Culicoides haematopotus is an opportunistic feeder with a preference for birds. Known hosts are human ( Edmunds and Keener 1954; Snow 1955; Hair 1966; Hair and Turner 1968; Sloyer et al. 2019a), crow ( Corvus brachyrhynchos ) ( Fallis and Bennett 1961a), mourning dove ( Greiner 1975), cow ( Bos taurus ) ( Hayes et al. 1984; Sloyer et al. 2019a), turkey ( Meleagris gallopavo ) ( Atkinson 1988; Sloyer et al. 2019a), northern cardinal ( Cardinalis cardinalis [Linnaeus] Cardinalidae ), red-eyed vireo ( Vireo olivaceus [Linnaeus], Vireonidae ) ( McGregor et al. 2018), white-throated sparrow ( Zonotrichia albicollis ) ( Swanson and Turnbull 2014), chicken ( Gallus gallus ), and white-tailed deer ( Odocoileus virginianus [Zimmermann], Cervidae ) ( Sloyer et al. 2019a). Also, Sloyer et al. (2019a) found no statistically significant seasonal host preference variation in Florida.
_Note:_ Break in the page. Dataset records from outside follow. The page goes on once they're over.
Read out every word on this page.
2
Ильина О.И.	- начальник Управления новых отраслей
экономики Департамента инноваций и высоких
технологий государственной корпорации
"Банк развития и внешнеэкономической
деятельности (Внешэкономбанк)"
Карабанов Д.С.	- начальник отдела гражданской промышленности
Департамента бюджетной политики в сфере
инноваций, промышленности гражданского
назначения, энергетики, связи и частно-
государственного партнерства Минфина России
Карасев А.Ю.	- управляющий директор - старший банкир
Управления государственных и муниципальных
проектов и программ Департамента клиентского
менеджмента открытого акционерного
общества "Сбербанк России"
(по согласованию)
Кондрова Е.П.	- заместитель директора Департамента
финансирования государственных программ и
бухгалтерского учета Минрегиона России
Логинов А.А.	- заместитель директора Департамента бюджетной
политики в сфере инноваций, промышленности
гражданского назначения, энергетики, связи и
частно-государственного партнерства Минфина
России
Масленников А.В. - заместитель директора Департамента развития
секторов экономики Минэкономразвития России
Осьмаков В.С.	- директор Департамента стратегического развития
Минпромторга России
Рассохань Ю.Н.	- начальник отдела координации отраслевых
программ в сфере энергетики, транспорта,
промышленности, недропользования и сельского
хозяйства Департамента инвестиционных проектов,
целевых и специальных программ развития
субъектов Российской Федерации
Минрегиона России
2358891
Hair (1966) collected blood-engorged C. haematopotus from drop traps baited with domestic rabbit ( Oryctolagus cuniculus ), eastern cotton-tail rabbit ( Sylvilagus ), guinea pig ( Cavia porcellus ), opossum ( Didelphis ), rat ( Rattus ), chicken, turkey, mallard duck ( Anas boschas ), bobwhite quail ( Colinus virginianus ), and mourning dove.
Vector potential. Culicoides haematopotus has been found naturally infected with the magpie filarial worms Eufilaria longicaudata ( Wirth and Hubert 1989) and Chandlerella striatospicula Hibler (Nematoda: Filarioidea), which Hibler (1963) showed are transmitted by C. haematopotus . Robinson (1971) found active Chandlerella quiscali microfilaria in the head and mouthparts of C. haematopotus 10 d after feeding on an infected grackle. Greiner (1975) collected C. haematopotus feeding on mourning doves during a period when avian malarial Haemoproteus Kruse (Aconoidasida: Haemoproteidae ) was being transmitted among doves in Nebraska, though the midges were not tested for the avian malarial parasite; however, Atkinson (1988) found Haemoproteus mansoni Castellani and Chalmers sporozoites (as Haemoproteus meleagridis Levine ) in C. haematopotus salivary glands in Florida. Though not previously considered a virus vector, one C. haematopotus was found infected with bluetongue virus (BTV) in Louisiana ( Becker et al. 2010).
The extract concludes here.